Esta é uma pergunta que recebo com freqüência no meu site. Junto à pergunta seguem relatos de tratamentos que duram quatro, cinco ou mesmo oito anos. Isso mesmo. Algumas pessoas chegam a ficar oito anos em tratamento. Mas será que isso é normal?
Não, é claro que não é normal. Um tratamento ortodôntico dura em média dois anos. No máximo três anos em situações mais complexas. Mas por que então que o tratamento desta ou daquela pessoa durou tanto tempo. Ou pior, por que mesmo com esta duração o tratamento não ficou bom?
Acho que a resposta gira em torno de duas teses; A primeira relacionada à incompetência técnica e científica do profissional (veja que não estou chamando o profissional de ortodontista, pois muitos nem o são). A segunda por razões econômicas.
A Ortodontia é uma especialidade extremamente complexa da Odontologia. Para se tornar um ortodontista o dentista precisa cursar uma pós-graduação. Ocorre que nem todas as pós-graduações formam bem os ortodontistas e a grande maioria sai dos cursos sem saber diagnosticar e planejar um caso.

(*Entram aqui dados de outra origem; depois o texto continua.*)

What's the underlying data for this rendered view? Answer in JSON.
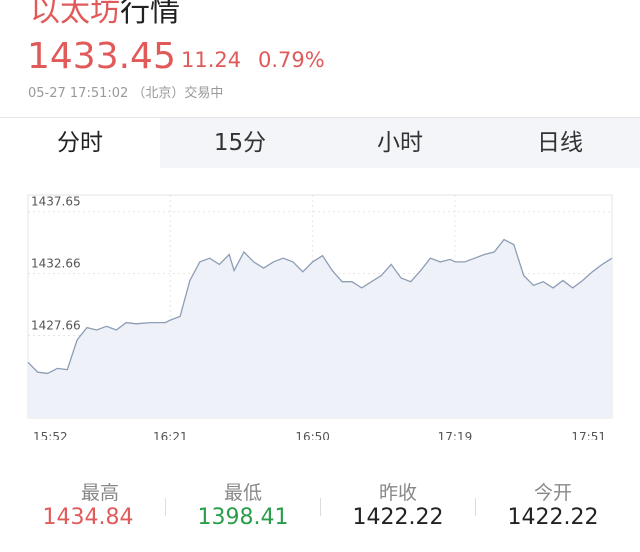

Diagnóstico e planejamento são as etapas mais difíceis de um tratamento. Para realizá-los são necessários conhecimentos muito profundos sobre a anatomia e o crescimento dento-crânio-maxilar, sobre histologia, sobre física e sobre as centenas de técnicas ortodônticas. Sem este conhecimento o profissional não saberá resolver seus casos e será um mero colador de brackets. Afinal, qualquer pessoa minimamente treinada (nem precisa ser dentista) consegue colar as peças do aparelho nos dentes. Mas diagnosticar os problemas, estabelecer um planejamento para solucioná-los e executar o planejamento dentro do prazo estimado, não é para qualquer um. É necessário ser um VERDADEIRO ortodontista.
Portanto, o que podemos concluir sobre a primeira tese é que existem muitos ortodontistas por aí mal capacitados, que se perdem durante o tratamento e acabam tendo sérios problemas com seus pacientes (processos legais inclusive). Geralmente esses ortodontistas cobram bem mais barato do que o usual, o que acaba desvalorizando também a própria Ortodontia.
A segunda tese gira exatamente sobre esta questão econômica. Muitos ortodontistas têm como rotina cobrar uma manutenção de seus pacientes. Esta manutenção é mensal. Assim, quanto mais longo for o tratamento, mais manutenções o paciente paga e mais o ortodontista lucra. Muitos ortodontistas atualmente não cobram um valor inicial, e quando o fazem, este valor é baixo. Para compensar, “enrolam” os pacientes pelo maior tempo possível para realizar seu lucro….
Não estamos aqui condenando o pagamento de manutenções. Pelo contrário, trata-se de uma rotina saudável quando bem utilizada. Mas é fundamental que o paciente saiba desde o início quanto tempo durará o seu tratamento. Um tratamento previsto para dois anos DEVE durar dois anos. Havendo atrasos, deverá haver acordo entre o paciente e seu ortodontista para saber se haverá também mais manutenções. Sim, atrasos ocorrem e algumas vezes a culpa é do paciente.
Alguns ortodontistas preferem, para evitar qualquer aborrecimento com seus pacientes, cobrar um valor fixo total para o tratamento. Se o ortodontista for bom e habilidoso, terminará antes e receberá igual. Se o ortodontista for mais lento trabalhará mais pelo mesmo custo.
Bem, é claro que o que escrevemos neste breve artigo pode não se aplicar aos casos X, Y ou Z. Mas acreditamos que podemos alertar o público de que a ortodontia não é brincadeira e que conseqüências graves podem ser o resultado de um tratamento realizado por um profissional mal treinado.